Binder Stefan - Department of Social Anthropology and Cultural Studies, University of Zurich, Zurich, Switzerland

Panel

100 – Navigating the City: Civic Life and Everyday Worlds in the Urban in South Asia

Abstract

This paper examines how modes of inhabiting and moving through public urban space shape
performances and visibilities of non-normative genders and sexualities. The paper is based on
long-term ethnographic research in Hyderabad (India), which has seen a radical
transformation into a leading center of IT, ITES, and educational industries since the early
2000s. In Hyderabad, large-scale economic change and shifts in municipal planning
authorities have led not only to unprecedented urban growth but also to a de facto
privatization of municipal governance and the exacerbation of striking inequalities.

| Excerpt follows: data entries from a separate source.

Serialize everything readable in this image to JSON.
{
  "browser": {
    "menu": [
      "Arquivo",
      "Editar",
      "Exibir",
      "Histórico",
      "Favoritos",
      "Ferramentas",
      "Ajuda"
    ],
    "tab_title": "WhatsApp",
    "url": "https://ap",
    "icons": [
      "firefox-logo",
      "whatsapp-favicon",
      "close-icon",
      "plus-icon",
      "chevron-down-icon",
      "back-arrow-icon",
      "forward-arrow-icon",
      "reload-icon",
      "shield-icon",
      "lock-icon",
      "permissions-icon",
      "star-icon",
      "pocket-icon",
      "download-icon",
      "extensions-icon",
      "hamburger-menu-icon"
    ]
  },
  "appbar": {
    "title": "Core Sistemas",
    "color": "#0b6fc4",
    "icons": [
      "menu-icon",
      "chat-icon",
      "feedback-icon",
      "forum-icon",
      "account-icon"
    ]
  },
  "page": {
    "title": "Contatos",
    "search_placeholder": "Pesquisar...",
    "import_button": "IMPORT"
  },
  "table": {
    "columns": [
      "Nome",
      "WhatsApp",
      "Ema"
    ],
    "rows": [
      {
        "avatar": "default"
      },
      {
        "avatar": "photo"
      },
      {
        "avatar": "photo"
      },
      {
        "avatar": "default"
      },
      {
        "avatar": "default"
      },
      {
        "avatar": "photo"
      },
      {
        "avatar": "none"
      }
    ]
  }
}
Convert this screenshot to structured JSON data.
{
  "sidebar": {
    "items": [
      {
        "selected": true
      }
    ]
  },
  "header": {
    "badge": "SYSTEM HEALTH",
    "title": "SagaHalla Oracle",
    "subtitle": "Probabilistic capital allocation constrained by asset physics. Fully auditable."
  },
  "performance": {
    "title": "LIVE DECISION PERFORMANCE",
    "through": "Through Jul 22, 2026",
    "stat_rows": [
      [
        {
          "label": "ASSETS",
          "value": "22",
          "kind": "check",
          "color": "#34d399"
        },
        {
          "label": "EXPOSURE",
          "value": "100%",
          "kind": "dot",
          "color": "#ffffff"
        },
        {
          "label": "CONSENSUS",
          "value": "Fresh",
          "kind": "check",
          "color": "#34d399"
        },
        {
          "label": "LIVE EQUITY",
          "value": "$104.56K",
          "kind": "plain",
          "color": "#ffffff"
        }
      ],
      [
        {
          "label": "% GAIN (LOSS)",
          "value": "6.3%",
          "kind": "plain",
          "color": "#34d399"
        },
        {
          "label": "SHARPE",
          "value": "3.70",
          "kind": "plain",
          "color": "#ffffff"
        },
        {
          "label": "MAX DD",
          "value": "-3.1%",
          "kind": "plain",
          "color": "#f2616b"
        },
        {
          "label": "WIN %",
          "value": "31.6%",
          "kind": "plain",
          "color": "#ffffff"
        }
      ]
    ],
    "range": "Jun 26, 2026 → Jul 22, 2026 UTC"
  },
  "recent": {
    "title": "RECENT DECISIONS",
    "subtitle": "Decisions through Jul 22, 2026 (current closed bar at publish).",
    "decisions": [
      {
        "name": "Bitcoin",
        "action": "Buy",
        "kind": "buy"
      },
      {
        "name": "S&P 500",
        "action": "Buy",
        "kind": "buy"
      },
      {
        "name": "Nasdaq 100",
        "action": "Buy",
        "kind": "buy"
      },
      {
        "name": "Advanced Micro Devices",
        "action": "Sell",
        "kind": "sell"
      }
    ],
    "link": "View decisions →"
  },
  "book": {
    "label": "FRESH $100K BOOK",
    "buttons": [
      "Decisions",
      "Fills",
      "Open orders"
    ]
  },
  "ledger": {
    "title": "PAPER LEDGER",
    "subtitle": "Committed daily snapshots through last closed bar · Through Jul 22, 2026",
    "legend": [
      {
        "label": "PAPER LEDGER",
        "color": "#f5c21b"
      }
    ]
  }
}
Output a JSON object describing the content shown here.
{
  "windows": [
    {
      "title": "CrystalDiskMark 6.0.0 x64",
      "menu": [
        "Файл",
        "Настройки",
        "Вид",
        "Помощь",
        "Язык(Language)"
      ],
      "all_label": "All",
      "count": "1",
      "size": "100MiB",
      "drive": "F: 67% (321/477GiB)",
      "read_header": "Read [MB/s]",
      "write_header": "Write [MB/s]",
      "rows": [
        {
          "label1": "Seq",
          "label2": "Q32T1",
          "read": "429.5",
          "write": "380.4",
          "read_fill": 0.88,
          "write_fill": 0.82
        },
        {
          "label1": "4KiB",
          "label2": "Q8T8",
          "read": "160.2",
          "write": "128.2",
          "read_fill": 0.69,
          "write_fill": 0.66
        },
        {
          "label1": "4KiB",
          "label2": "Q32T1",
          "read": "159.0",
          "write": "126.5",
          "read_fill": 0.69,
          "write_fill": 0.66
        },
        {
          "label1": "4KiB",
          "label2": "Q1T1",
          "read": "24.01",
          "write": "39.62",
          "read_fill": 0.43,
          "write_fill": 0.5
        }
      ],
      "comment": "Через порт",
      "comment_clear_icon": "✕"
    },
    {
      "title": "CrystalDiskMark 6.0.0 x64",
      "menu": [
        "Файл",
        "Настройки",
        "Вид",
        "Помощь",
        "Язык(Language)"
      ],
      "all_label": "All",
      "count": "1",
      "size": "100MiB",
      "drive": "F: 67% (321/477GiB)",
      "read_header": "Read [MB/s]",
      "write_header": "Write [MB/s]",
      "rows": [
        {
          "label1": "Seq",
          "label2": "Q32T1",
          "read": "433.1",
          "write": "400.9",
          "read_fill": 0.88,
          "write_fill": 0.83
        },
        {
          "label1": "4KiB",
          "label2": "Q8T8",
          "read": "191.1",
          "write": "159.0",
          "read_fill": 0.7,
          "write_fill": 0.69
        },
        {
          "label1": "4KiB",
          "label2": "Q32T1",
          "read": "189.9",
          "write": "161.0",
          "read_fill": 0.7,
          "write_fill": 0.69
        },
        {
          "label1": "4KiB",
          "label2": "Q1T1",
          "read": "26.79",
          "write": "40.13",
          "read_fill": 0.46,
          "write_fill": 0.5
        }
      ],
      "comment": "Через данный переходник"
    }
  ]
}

I explore
how these transformations have created urban spaces and built environments with unique
possibilities and constraints for how queer and trans people navigate not only the city but also
their embodied gender and sexual identities in their intersections with class, caste, and race.
Combining a methodology of embodied fieldwork with current developments in queer and
trans theory, the paper explores how gender operates in urban space as a coercive system of
what trans scholar Jules Gill-Peterson calls “radical interdependence”.